Purtroppo, la traduzione che pubblichiamo in italiano non rende al meglio
lo spirito dell’articolo e il sentimento che ha animato l’autore.
Alla fine, comunque, trovate il testo in francese.
Consigliamo, per chi può, di leggere la versione originale. Africa ExPress
Dal sito Mediapart** Joseph Confavreux*
Tel Aviv, 19 ottobre 2023
“Piango sempre. Piango ogni giorno. Ma non piango solo per i miei genitori, anche se pochi figli hanno amato i loro genitori quanto me. Piango perché questa guerra deve essere fermata immediatamente, la spirale di sangue e il ciclo di uccisioni devono finire”.
Con la voce rotta ma con le parole chiare, Maoz Inon ha visto la sua vita distrutta il 7 ottobre. Bilha e Yakovi Inon, i suoi genitori settantenni, sono stati bruciati vivi quando i combattenti di Hamas hanno dato fuoco alla piccola casa di legno in cui vivevano nel villaggio di Netiv HaAsara, a pochi passi dal valico di frontiera di Erez, nel nord di Gaza.
“L’unica cosa che mi consola è che sono morti come hanno vissuto: insieme. So per certa una cosa: non avrebbero mai voluto essere vendicati”.
Netiv HaAsara è il comune più vicino al confine di cemento e metallo che circonda Gaza: solo poche centinaia di metri. Ma l’insediamento dista anche solo 60 chilometri da Tel Aviv, tanto è piccola la porzione del territorio dove oggi si gioca parte del futuro del mondo. E quando i suoi genitori si sono stabiliti a Netiv HaAsara, più di trent’anni fa, c’era libertà di movimento tra Gaza e il resto di Israele…

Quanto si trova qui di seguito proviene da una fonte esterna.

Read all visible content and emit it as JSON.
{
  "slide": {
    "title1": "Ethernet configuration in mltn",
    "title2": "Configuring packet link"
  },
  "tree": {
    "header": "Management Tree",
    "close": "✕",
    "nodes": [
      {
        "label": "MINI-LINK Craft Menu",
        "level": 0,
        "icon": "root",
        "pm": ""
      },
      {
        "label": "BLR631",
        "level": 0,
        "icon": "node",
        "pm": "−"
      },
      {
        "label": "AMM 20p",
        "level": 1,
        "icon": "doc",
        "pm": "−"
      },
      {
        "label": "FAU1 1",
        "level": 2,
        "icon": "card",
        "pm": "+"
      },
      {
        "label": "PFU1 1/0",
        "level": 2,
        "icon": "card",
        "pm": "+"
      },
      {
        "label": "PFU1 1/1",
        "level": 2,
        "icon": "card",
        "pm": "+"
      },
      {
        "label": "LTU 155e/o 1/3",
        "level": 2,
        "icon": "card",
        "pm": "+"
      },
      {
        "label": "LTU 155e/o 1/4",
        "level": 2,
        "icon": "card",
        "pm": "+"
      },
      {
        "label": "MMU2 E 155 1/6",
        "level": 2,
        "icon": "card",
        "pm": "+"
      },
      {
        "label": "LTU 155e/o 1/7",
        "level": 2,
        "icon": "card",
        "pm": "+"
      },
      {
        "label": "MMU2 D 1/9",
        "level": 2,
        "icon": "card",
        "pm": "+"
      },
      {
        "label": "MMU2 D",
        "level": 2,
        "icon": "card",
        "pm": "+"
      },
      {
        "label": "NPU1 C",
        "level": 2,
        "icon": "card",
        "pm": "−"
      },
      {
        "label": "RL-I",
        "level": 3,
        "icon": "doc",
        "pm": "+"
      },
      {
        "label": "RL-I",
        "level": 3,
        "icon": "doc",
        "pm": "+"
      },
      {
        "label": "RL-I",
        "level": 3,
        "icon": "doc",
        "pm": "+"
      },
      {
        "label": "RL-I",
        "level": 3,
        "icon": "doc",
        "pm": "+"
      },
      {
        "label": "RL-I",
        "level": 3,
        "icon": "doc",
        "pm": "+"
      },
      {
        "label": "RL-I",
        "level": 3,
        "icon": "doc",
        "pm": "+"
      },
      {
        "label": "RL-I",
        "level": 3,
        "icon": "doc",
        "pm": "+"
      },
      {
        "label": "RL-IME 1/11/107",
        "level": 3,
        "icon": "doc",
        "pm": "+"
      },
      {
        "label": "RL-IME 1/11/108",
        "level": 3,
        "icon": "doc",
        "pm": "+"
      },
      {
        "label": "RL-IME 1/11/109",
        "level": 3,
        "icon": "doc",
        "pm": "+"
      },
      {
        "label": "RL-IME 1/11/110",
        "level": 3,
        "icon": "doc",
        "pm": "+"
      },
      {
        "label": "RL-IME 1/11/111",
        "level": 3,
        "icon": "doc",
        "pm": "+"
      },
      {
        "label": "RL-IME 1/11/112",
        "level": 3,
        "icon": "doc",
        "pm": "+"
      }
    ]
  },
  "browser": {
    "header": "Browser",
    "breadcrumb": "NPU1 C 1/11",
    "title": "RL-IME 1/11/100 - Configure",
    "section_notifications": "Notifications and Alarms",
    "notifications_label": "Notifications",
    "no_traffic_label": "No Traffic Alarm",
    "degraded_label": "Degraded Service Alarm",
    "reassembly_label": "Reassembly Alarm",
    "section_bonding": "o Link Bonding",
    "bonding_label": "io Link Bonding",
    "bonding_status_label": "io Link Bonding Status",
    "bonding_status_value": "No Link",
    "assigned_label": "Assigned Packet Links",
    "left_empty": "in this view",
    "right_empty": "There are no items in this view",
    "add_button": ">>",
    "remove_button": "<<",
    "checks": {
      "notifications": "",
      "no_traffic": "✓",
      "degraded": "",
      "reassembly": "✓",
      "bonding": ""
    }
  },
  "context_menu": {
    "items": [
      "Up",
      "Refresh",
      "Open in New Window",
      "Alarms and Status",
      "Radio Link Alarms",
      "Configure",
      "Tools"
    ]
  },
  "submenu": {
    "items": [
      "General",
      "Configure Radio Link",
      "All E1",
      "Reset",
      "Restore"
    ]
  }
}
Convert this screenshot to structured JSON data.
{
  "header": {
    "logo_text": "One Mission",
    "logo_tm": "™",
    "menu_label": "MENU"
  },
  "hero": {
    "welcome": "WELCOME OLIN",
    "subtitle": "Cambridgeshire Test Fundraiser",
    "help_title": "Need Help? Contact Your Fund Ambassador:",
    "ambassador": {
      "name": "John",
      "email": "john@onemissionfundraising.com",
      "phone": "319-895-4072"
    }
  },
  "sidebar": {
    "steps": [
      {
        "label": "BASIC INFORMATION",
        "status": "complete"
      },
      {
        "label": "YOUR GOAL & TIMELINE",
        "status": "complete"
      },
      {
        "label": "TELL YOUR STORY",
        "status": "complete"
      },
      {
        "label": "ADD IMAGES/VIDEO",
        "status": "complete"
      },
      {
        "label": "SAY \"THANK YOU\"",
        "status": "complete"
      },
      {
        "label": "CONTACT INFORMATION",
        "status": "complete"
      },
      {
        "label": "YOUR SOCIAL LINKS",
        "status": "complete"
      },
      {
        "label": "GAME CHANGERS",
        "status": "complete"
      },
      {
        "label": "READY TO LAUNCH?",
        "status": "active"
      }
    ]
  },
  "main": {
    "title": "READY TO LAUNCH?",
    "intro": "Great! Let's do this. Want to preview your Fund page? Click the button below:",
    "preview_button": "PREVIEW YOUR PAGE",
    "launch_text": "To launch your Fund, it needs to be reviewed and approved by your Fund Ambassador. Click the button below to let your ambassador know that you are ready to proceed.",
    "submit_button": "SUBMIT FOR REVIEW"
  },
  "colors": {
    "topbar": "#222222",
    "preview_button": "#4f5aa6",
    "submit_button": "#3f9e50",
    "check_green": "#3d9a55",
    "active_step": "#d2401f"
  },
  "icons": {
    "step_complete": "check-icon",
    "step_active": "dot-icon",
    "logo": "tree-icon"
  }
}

“A quel tempo – continua – i miei genitori vedevano regolarmente amici palestinesi. E molte persone di Gaza venivano a lavorare nei frutteti di Netiv HaAsara. Mio padre aveva stretti legami con i beduini del Negev. Nell’ultima settimana ho ricevuto continuamente messaggi di cordoglio da parte loro”.

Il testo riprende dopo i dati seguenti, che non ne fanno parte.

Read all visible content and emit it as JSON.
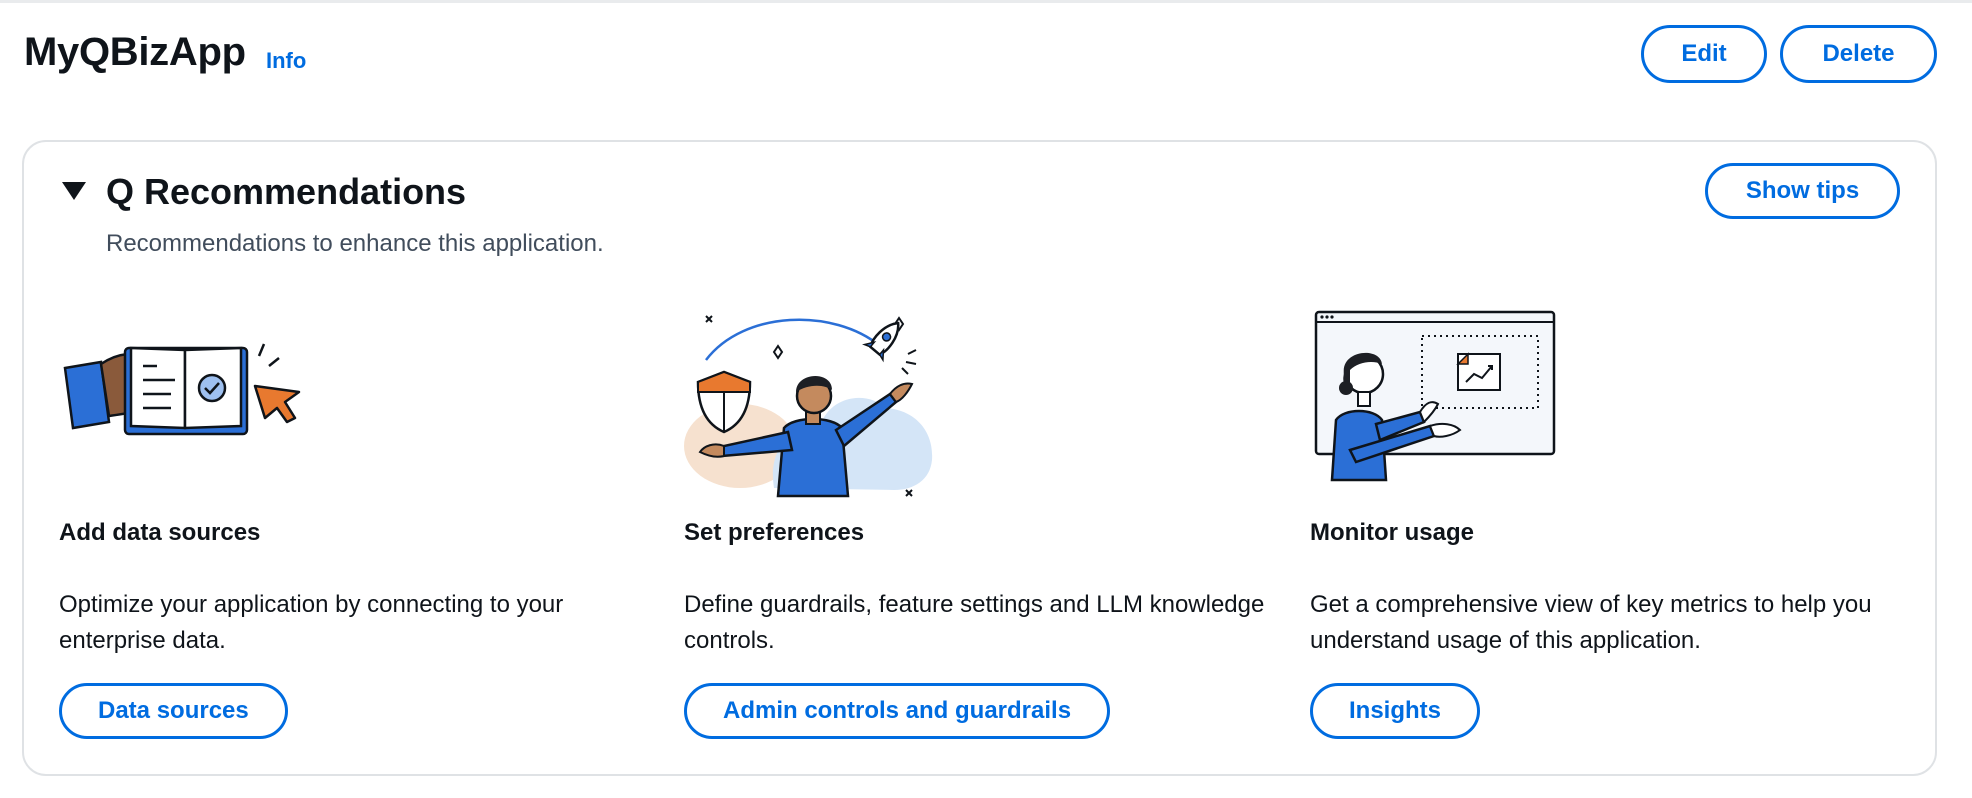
{
  "header": {
    "title": "MyQBizApp",
    "info_label": "Info",
    "edit_label": "Edit",
    "delete_label": "Delete"
  },
  "recommendations": {
    "title": "Q Recommendations",
    "description": "Recommendations to enhance this application.",
    "show_tips_label": "Show tips",
    "cards": [
      {
        "title": "Add data sources",
        "description": "Optimize your application by connecting to your enterprise data.",
        "button_label": "Data sources",
        "illustration": "book-hand-cursor-icon"
      },
      {
        "title": "Set preferences",
        "description": "Define guardrails, feature settings and LLM knowledge controls.",
        "button_label": "Admin controls and guardrails",
        "illustration": "shield-person-rocket-icon"
      },
      {
        "title": "Monitor usage",
        "description": "Get a comprehensive view of key metrics to help you understand usage of this application.",
        "button_label": "Insights",
        "illustration": "person-dashboard-chart-icon"
      }
    ]
  },
  "colors": {
    "accent": "#006ce0",
    "text": "#0f141a",
    "secondary_text": "#414d5c",
    "border": "#dfe2e5",
    "illustration_blue": "#2b6fd6",
    "illustration_orange": "#e8792f"
  }
}
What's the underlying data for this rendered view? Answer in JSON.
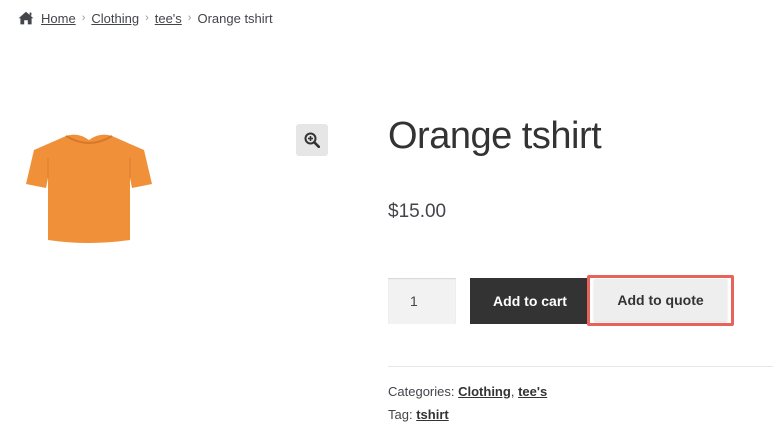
{
  "breadcrumb": {
    "icon": "home-icon",
    "items": [
      "Home",
      "Clothing",
      "tee's"
    ],
    "current": "Orange tshirt",
    "separator": "›"
  },
  "gallery": {
    "image": "orange-tshirt-image",
    "image_color": "#f0913a",
    "zoom_icon": "magnifier-zoom-icon"
  },
  "product": {
    "title": "Orange tshirt",
    "price": "$15.00",
    "quantity": "1",
    "add_to_cart_label": "Add to cart",
    "add_to_quote_label": "Add to quote",
    "highlight_color": "#e8635a"
  },
  "meta": {
    "categories_label": "Categories:",
    "categories": [
      "Clothing",
      "tee's"
    ],
    "categories_separator": ",",
    "tag_label": "Tag:",
    "tag": "tshirt"
  }
}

Maoz Inon è un imprenditore con una coscienza sociale, nato in una famiglia di operai e agricoltori, che ha co-fondato i tre hotel Abraham a Gerusalemme, Tel Aviv ed Eilat: luoghi che mirano a far conoscere ai viaggiatori non solo i siti turistici del Paese, ma anche le diverse componenti della società israeliana, senza dimenticare la condizione dei palestinesi. Attualmente, i suoi alberghi sono utilizzati dai 500.000 israeliani evacuati dal nord e dal sud del Paese.
Non condivide forse il desiderio di sradicare Hamas dopo quello che ha fatto? “L’unico modo per eliminare Hamas è dare speranza – risponde immediatamente -. La speranza è l’unica arma veramente efficace che abbiamo. E questa speranza può basarsi solo sul principio di una terra condivisa e di una società condivisa: un principio che difendo da 25 anni”.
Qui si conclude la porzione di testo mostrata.